Ugandan President Yoweri Museveni insisted on Wednesday he did not support the persecution of homosexuals despite the reintroduction of a draconian anti gay-bill in parliament last week.
The president told BBC's Hard Talk programme that he did not consider homosexuality to be normal, but that it may be be tolerated if it was kept behind closed doors.
"Homosexuals — in small numbers — have existed in our part of black Africa," he explained in the interview, to be aired in full on Thursday.
"They were never prosecuted, they were never discriminated, but the difference between us and... western Europe is the promotion of homosexuality, as if it is something good."
The lawmaker behind the proposed bill that sparked an international outcry said on Friday he wanted to drop clauses seeking the death penalty for certain homosexual acts.
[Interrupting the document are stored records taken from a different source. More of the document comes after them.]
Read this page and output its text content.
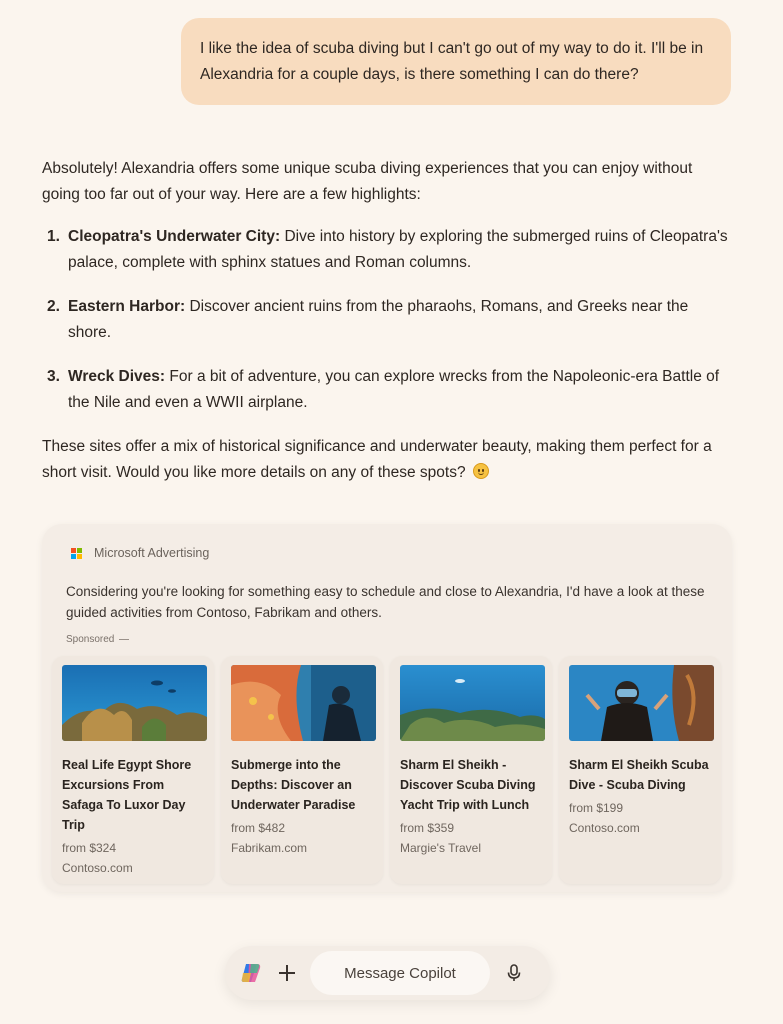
I like the idea of scuba diving but I can't go out of my way to do it. I'll be in Alexandria for a couple days, is there something I can do there?

Absolutely! Alexandria offers some unique scuba diving experiences that you can enjoy without going too far out of your way. Here are a few highlights:

1. Cleopatra's Underwater City: Dive into history by exploring the submerged ruins of Cleopatra's palace, complete with sphinx statues and Roman columns.
2. Eastern Harbor: Discover ancient ruins from the pharaohs, Romans, and Greeks near the shore.
3. Wreck Dives: For a bit of adventure, you can explore wrecks from the Napoleonic-era Battle of the Nile and even a WWII airplane.

These sites offer a mix of historical significance and underwater beauty, making them perfect for a short visit. Would you like more details on any of these spots?

Microsoft Advertising
Considering you're looking for something easy to schedule and close to Alexandria, I'd have a look at these guided activities from Contoso, Fabrikam and others.
Sponsored
Real Life Egypt Shore Excursions From Safaga To Luxor Day Trip
from $324
Contoso.com
Submerge into the Depths: Discover an Underwater Paradise
from $482
Fabrikam.com
Sharm El Sheikh - Discover Scuba Diving Yacht Trip with Lunch
from $359
Margie's Travel
Sharm El Sheikh Scuba Dive - Scuba Diving
from $199
Contoso.com
Message Copilot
"There will be no death penalty at all... that will go," David Bahati, the legislator who formulated the bill, told AFP.
Bahati said he wanted to scrap proposals to punish "aggravated homosexuality," which includes someone deemed to be a "serial offender" with the death sentence.
When asked about the possibility of life sentences being imposed for certain acts, Museveni said they would only be considered for crimes "which are against the interests of society."
He added that a life-term could be handed out to anyone funding schemes which attempted to bribe children into becoming homosexual.
"Inducement, manipulation, using money which they collect from the west; that's what I would not like."
The MP reintroduced the contentious bill last Tuesday after lawmakers ran out of time to debate the measure last year and voted to pass it on to the new session of parliament.
Parliament officials said on Thursday that the bill — which US President Barack Obama has described as "odious" — had been re-introduced in its original form, which included the death penalty clause.
Bahati, however, said the proposed legislation was already in the process of being changed, following recommendations made during the last parliament.
Museveni told Obama and other Western leaders to be "very careful about black Africa" and warned them not to impose their views on his country.
"I don't eat fish because I call it snake, I don't eat chicken because I think if you eat chicken you will be unstable, I don't eat pigs — I don't eat many of those things you people eat but I keep this to myself," he reasoned.
The long-serving ruler argued "the normal way is to be heterosexual... but maybe there are some exceptions for some good scientific reasons," urging homosexuals to "just keep your own confidential sexual life to yourself".
Homosexuality is already illegal in Uganda, but the proposed bill has previously attracted heavy criticism for the harsh penalties it proposed.